Unfortunately, it’s not an easy show to produce, and produce well, and theaters need to keep this in mind when choosing it.
Cohoes Music Hall’s production of the show isn’t without merit; it’s a solid production, overall, with beautiful costuming and sets. The sound quality and music are good. The acting and direction, however, weren’t consistent, and the technical aspects needed tweaking.
Austin Riley Green as Jean Valjean was a good actor, and some of his songs were strong. However, the role is quite demanding, and he often didn’t seem up to the task. He was strongest in his scenes opposite Jim Charles’ Javert and Amara Haaksman’s Cosette.

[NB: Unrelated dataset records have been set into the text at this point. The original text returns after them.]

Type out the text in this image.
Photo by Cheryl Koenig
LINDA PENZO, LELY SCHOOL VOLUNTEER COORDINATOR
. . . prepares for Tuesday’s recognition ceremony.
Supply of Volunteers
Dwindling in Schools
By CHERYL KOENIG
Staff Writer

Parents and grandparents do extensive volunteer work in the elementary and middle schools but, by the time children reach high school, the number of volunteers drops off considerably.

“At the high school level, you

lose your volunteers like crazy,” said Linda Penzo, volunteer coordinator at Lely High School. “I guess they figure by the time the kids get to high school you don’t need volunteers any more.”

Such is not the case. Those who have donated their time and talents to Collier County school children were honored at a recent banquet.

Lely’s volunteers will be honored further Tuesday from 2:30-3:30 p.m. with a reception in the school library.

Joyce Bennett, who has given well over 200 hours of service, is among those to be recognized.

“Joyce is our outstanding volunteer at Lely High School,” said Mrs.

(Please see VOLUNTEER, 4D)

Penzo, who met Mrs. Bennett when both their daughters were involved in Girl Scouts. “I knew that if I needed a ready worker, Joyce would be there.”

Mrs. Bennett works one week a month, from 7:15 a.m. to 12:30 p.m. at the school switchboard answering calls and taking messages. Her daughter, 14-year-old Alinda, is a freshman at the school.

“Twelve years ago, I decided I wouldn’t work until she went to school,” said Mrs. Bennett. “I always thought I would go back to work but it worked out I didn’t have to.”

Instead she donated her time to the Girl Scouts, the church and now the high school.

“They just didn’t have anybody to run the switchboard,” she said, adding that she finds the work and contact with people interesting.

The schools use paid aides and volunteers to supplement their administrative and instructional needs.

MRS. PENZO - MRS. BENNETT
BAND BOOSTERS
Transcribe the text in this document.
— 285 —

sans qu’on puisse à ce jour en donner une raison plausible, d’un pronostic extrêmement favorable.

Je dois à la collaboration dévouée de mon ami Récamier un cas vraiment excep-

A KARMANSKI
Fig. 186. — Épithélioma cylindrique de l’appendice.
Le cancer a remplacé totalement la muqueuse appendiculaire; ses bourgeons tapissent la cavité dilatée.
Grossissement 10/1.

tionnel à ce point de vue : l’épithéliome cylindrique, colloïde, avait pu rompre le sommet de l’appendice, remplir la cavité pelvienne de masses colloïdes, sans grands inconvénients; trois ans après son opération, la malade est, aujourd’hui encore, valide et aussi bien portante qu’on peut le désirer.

WHERE: Cohoes Music Hall, 58 Remsen Street, Cohoes
WHEN: Through October 13
HOW MUCH: $25-$35
MORE INFO: 237-5858, www.cohoesmusichall.com
Charles is strong throughout; he was one of the actors onstage with the best grasp of his character (and he directed the show, as well, which is an admirable task; handling both roles must have been quite demanding.)
Brittany Simmons as Fantine had a beautiful voice; however, her acting left much to be desired. She never truly seemed to be emotionally invested in her scenes. Cara O’Brien as Eponine was very watchable; her “On My Own” was one of the highlights of the production.
Firmly stealing the show from the Thenardiers (Bill Douglas and Andrea Christensen) — which is not an easy task, as they are the comic relief in a very heavy show — Sofia Rose Trimarchi was a joy to watch as young Cosette. I will not at all be surprised to see her gracing our area stages in the years to come.
As for direction, the show was often muddled. It’s not a large stage, but it is a large cast, and it’s hard to cram all of those people on it without it becoming nothing more than a crowd scene with no choreography, with actors often bumping into one another awkwardly.
The ensemble pieces often did not come together well; they were less melodious than jangly and shouty, and the choreography was not crisp as it needs to be.
Production-wise, there are some problems that need to be ironed out. The follow spot was not well-aimed and often meandered around the stage for quite some time before it hit the intended target, leaving the person singing a solo in darkness.
The people backstage were clearly visible to the audience, which became very distracting during serious scenes. It was hard to pay attention when there was a constant stream of actors walking by that a simple piece of masking could have stopped us from seeing.
Despite the problems, the show still gives you that familiar thrill when the songs you know and love appear; it’s still, at times, beautiful to watch. I just feel that maybe it needed a few more weeks of rehearsal to get things smooth enough for the audience to lose themselves in the story and the music without being distracted by the various issues plaguing the production.